Are Unions Outdated?

There has been recent talk of unions being involved with the TSA, of all people.  Apparently, the TSA workers are getting ready to unionize over “the stress of the job.”  Here’s the link:

http://www.nytimes.com/2011/04/16/business/16screeners.html

I am not a TSA worker, nor am I a union worker–though I HAVE been union in my career in the past.

My specialty is aviation.  I am an aircraft mechanic who is rated to work on any aircraft, and I also have a Private Pilot’s License.  All of my ratings come straight from the FAA itself.

I understand the TSA workers’ wish to unionize because they think it will bring higher wages and give them more of an opinion over their working conditions, but they are dead wrong.  I know they are just average-Joe workers, but unionizing will not solve their problems.

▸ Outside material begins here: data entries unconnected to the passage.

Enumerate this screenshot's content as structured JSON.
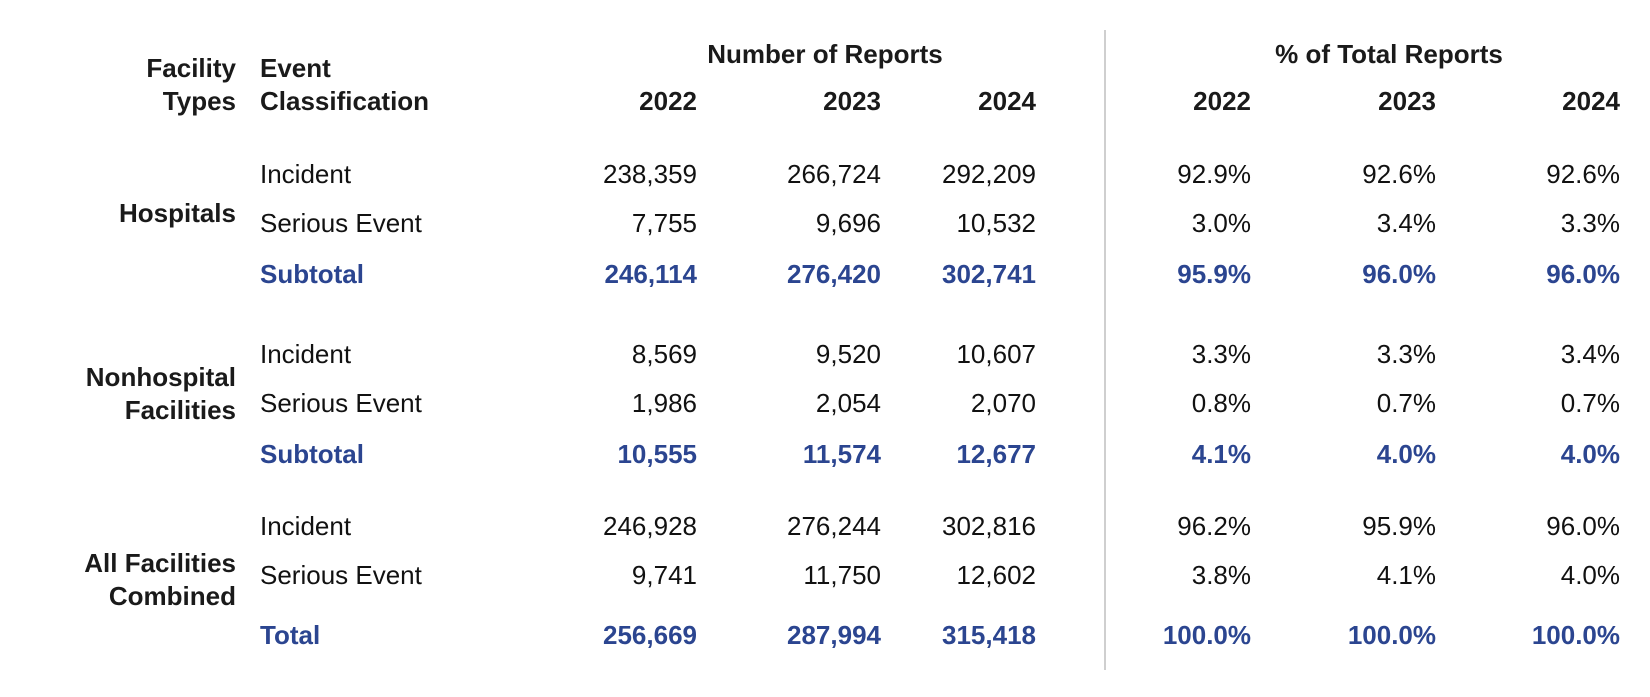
{
  "headers": {
    "facility_types": "Facility\nTypes",
    "event_classification": "Event\nClassification",
    "number_of_reports": "Number of Reports",
    "pct_of_total": "% of Total Reports",
    "years": [
      "2022",
      "2023",
      "2024"
    ]
  },
  "groups": [
    {
      "name": "Hospitals",
      "rows": [
        {
          "label": "Incident",
          "counts": [
            "238,359",
            "266,724",
            "292,209"
          ],
          "pcts": [
            "92.9%",
            "92.6%",
            "92.6%"
          ],
          "emphasis": false
        },
        {
          "label": "Serious Event",
          "counts": [
            "7,755",
            "9,696",
            "10,532"
          ],
          "pcts": [
            "3.0%",
            "3.4%",
            "3.3%"
          ],
          "emphasis": false
        },
        {
          "label": "Subtotal",
          "counts": [
            "246,114",
            "276,420",
            "302,741"
          ],
          "pcts": [
            "95.9%",
            "96.0%",
            "96.0%"
          ],
          "emphasis": true
        }
      ]
    },
    {
      "name": "Nonhospital\nFacilities",
      "rows": [
        {
          "label": "Incident",
          "counts": [
            "8,569",
            "9,520",
            "10,607"
          ],
          "pcts": [
            "3.3%",
            "3.3%",
            "3.4%"
          ],
          "emphasis": false
        },
        {
          "label": "Serious Event",
          "counts": [
            "1,986",
            "2,054",
            "2,070"
          ],
          "pcts": [
            "0.8%",
            "0.7%",
            "0.7%"
          ],
          "emphasis": false
        },
        {
          "label": "Subtotal",
          "counts": [
            "10,555",
            "11,574",
            "12,677"
          ],
          "pcts": [
            "4.1%",
            "4.0%",
            "4.0%"
          ],
          "emphasis": true
        }
      ]
    },
    {
      "name": "All Facilities\nCombined",
      "rows": [
        {
          "label": "Incident",
          "counts": [
            "246,928",
            "276,244",
            "302,816"
          ],
          "pcts": [
            "96.2%",
            "95.9%",
            "96.0%"
          ],
          "emphasis": false
        },
        {
          "label": "Serious Event",
          "counts": [
            "9,741",
            "11,750",
            "12,602"
          ],
          "pcts": [
            "3.8%",
            "4.1%",
            "4.0%"
          ],
          "emphasis": false
        },
        {
          "label": "Total",
          "counts": [
            "256,669",
            "287,994",
            "315,418"
          ],
          "pcts": [
            "100.0%",
            "100.0%",
            "100.0%"
          ],
          "emphasis": true
        }
      ]
    }
  ],
  "colors": {
    "emphasis": "#2b4590",
    "divider": "#cfcfcf"
  }
}
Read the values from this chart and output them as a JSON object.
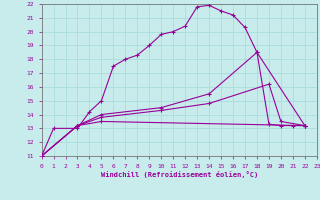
{
  "xlabel": "Windchill (Refroidissement éolien,°C)",
  "bg_color": "#c8ecec",
  "grid_color": "#aadddd",
  "line_color": "#990099",
  "xlim": [
    0,
    23
  ],
  "ylim": [
    11,
    22
  ],
  "xticks": [
    0,
    1,
    2,
    3,
    4,
    5,
    6,
    7,
    8,
    9,
    10,
    11,
    12,
    13,
    14,
    15,
    16,
    17,
    18,
    19,
    20,
    21,
    22,
    23
  ],
  "yticks": [
    11,
    12,
    13,
    14,
    15,
    16,
    17,
    18,
    19,
    20,
    21,
    22
  ],
  "series": [
    {
      "x": [
        0,
        1,
        3,
        4,
        5,
        6,
        7,
        8,
        9,
        10,
        11,
        12,
        13,
        14,
        15,
        16,
        17,
        18,
        19,
        20,
        21,
        22
      ],
      "y": [
        11,
        13,
        13,
        14.2,
        15.0,
        17.5,
        18.0,
        18.3,
        19.0,
        19.8,
        20.0,
        20.4,
        21.8,
        21.9,
        21.5,
        21.2,
        20.3,
        18.5,
        13.3,
        13.2,
        13.2,
        13.2
      ]
    },
    {
      "x": [
        0,
        3,
        5,
        22
      ],
      "y": [
        11,
        13.2,
        13.5,
        13.2
      ]
    },
    {
      "x": [
        0,
        3,
        5,
        10,
        14,
        19,
        20,
        22
      ],
      "y": [
        11,
        13.2,
        13.8,
        14.3,
        14.8,
        16.2,
        13.5,
        13.2
      ]
    },
    {
      "x": [
        0,
        3,
        5,
        10,
        14,
        18,
        22
      ],
      "y": [
        11,
        13.2,
        14.0,
        14.5,
        15.5,
        18.5,
        13.2
      ]
    }
  ]
}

It might do some good for them in the short-term, but if their wages rise because of collective-bargaining issues imposed by the unions, so will passengers’ fares.  (You don’t think airlines will just ‘absorb’ the costs of that, do you?)  Gas is at over four bucks a gallon now, and airlines are nickel-and-diming their passengers already for every cent they can get.  (I don’t care if the airlines are all operating in the red; every time I read that they made over $100 billion dollars last year on bag fees alone, it makes my blood boil.  Those fees were supposed to be “temporary.”) Sure, people do need to get from place to place, but I’ll miss my brother’s wedding if I have to deal with a $500 plane ticket just to get home for a weekend.  I’d rather send him a $400 wedding gift instead, and still save myself a hundred bucks.

But this isn’t just an aviation problem–in fact, the U.S. has been dealing with the bloated, puss-filled aftereffects of unions for years now, in many, many areas of business.  How is it that only about 9 to 11% of America’s workforce is unionized, yet we are falling behind in business and productivity, and the math, science and reading skills of our children?

I’ll tell you how.  The largest problem is our education system–in my opinion, one of the largest housing establishments for union employees, because it takes between a year and a half and three years to fire a teacher who is obviously doing poorly.  Frankly, I think that great teachers ought to make what doctors make (full disclosure:  I think that of my own profession as well–after all, doctors can kill people with accidents; I can kill families), but there is no reason that those who do poorly in the profession should reap the benefits of it.

Growing up in the Chicago suburbs, I heard constant stories of corruption within the public service/public works contracts given out by Mayor Daley and the rest of the Illinois government.  The tollways are a huge source of contention among commuters because all but two or three major highways are tolled (every three hundred feet, it seems), and the tollways were supposed to have come own by a “certain date.”  They are only still open because Chicago’s “officials” voted to keep them open “pending construction.”  Well, guess what–every highway in Chicago has been under construction for the last twenty years.  This has not been an accident.

The free market will defeat unions all day, every day.  Obviously, unions fought for the “man” back in the day, and they were useful back then for it.  But now, they are clogging up the system.  If a company ran things the way some of these unions require things to be run, they would be put under in no time.

Back to the original point:  If TSA workers want to find more-efficient and less-stressful ways to do their jobs, great!  We, the traveling public, want that, too.  But if they want to bog themselves down in beaurocracy, regulations, and garbage, unionizing will be the way to go.  And their patrons (whom they likely love to hate) will no longer deal with their already-invasive actions because eventually, a far better idea will come along to circumvent the TSA, and they will be left in the dust.